Linda and Vince, the friends mentioned in earlier blogs, have brought in groceries and offered daily encouragement. So I am not alone.
But the specter of vulnerability, of dependence, of not being able to walk where I want, or where I need to, of not being able to work, has descended from an abstract place floating somewhere over my head to one sitting just there, in that chair.
I feel better today. I was able to write at least this. I’m encouraged. But will I ever leave my apartment with quite the same confidence? What caused the fainting in the first place? We don’t know. What if fainting is a permanent part of me?
Hannah Arendt wrote, “Loving life is easy when you are abroad. Where no one knows you and you hold your life in your hands all alone, you are more master of yourself than at any other time.” I’m finding this to be true in ways I never would have expected, but I don’t believe we need radical departures to achieve something of this state of mind.
In her novel, Go Went Gone, Jenny Erpenbeck writes that Richard, newly released from an academic career, “. . . has time – plain and simple. Time to travel, people say. To read books. Time to listen to music. He doesn’t know how long it will take for him to get used to having time.” He’s uncomfortable. All those open days. But in those open hours he finds a self that has been waiting. Richard is more complex, more generous, and far more human and connected than he dreamed.

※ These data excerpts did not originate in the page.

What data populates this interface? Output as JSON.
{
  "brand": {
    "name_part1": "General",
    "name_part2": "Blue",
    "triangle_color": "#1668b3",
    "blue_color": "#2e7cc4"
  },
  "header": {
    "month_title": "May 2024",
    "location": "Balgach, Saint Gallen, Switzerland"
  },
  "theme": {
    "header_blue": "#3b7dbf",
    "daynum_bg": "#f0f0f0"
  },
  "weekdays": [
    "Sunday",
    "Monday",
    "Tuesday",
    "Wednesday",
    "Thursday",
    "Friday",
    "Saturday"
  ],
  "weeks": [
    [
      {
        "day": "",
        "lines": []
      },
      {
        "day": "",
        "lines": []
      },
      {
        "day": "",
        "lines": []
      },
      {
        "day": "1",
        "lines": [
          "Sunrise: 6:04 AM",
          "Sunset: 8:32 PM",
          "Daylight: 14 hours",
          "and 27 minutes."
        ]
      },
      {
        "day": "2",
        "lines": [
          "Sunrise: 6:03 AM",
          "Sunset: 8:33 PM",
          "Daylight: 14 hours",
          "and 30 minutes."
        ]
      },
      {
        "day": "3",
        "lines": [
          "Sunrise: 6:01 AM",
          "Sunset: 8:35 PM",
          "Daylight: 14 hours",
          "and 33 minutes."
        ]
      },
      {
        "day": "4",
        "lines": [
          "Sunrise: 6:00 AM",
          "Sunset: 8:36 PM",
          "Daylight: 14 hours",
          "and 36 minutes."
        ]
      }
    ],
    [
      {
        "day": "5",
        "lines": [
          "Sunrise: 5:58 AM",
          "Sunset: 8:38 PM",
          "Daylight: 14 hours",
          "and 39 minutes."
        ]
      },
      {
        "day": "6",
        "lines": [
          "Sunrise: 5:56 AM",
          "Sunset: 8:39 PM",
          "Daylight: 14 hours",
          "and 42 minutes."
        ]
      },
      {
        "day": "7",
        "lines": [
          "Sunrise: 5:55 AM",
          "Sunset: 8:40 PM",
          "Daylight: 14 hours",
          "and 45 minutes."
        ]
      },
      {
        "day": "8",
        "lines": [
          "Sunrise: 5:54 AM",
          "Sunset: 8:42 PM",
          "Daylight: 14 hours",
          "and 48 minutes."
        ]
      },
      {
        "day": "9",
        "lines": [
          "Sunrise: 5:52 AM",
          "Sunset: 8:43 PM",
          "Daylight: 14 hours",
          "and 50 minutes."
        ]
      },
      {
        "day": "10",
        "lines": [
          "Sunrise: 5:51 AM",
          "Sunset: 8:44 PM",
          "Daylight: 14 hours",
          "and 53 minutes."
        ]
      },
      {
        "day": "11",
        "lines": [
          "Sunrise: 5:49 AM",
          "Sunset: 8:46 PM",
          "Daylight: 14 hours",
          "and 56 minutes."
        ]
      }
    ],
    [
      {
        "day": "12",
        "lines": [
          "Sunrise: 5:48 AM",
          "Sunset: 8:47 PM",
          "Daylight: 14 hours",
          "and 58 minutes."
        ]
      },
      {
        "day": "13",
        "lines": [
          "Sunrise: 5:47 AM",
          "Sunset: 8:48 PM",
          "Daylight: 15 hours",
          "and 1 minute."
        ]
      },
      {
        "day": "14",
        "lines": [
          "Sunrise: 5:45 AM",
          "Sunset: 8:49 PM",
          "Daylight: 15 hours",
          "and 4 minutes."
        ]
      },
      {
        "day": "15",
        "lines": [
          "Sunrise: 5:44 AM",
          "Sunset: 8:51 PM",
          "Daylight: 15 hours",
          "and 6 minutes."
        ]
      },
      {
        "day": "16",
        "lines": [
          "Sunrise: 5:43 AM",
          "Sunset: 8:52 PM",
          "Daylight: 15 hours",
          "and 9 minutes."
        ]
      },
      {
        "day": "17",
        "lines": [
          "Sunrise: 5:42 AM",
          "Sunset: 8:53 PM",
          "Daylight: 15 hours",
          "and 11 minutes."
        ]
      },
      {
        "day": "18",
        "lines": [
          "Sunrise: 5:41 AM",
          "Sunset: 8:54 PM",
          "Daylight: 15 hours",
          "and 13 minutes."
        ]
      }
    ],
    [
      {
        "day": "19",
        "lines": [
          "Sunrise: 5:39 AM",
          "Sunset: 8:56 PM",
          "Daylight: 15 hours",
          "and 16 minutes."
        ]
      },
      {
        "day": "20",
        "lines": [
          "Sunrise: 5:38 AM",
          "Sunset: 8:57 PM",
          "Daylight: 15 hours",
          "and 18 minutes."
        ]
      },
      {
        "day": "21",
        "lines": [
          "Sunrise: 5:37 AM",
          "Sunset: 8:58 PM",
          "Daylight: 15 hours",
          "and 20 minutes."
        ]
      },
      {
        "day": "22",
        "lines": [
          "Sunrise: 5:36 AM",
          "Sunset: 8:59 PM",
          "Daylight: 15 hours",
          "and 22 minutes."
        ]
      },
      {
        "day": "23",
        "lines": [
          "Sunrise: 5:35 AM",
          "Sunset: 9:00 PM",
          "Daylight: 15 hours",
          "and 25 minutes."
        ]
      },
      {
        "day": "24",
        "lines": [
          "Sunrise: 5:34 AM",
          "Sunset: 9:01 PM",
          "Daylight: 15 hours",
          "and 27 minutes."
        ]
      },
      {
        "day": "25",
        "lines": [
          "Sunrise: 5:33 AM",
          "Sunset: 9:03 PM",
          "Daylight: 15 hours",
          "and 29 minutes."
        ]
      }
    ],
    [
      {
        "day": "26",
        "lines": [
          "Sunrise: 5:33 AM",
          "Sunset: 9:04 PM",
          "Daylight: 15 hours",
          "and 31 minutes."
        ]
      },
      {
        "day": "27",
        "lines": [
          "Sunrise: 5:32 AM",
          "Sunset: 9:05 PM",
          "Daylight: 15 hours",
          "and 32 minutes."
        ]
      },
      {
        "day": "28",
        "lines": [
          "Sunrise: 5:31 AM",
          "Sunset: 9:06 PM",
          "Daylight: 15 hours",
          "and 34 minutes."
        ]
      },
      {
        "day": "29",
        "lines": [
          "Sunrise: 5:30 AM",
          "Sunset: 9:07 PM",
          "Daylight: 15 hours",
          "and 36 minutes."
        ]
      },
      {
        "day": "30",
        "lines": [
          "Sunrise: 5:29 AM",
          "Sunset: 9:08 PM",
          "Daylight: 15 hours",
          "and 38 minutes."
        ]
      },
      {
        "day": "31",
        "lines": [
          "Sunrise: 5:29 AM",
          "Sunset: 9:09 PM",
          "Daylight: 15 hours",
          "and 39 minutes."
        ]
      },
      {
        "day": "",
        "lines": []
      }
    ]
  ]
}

But waiting until retirement for life to feel true is as terrible as waiting for opportunities to be overseas. Yes, both gave me permission to allow all that was extraneous and distracting to fall away. What I didn’t know is that I didn’t need permission.
Gordon Mennega recently recounted the experience of a colleague who has found a way to balance professional duties with much more contemplative time. The result, in Gordon’s words, is that thinking feels almost new.
The thinking feels almost new. That’s exactly it. Grounded but fresh.
I’ve discovered that my work has been keeping secrets from me. Suddenly I see this novel draft clearly and what all those unfinished short stories are asking to become. If I’d fully understood the true cost of distraction and bedevilment prior to the major life changes I undertook last year, I like to think I would have taken advantage sooner.
But I celebrate. Loving life fully instead of only bits and pieces is better late than never.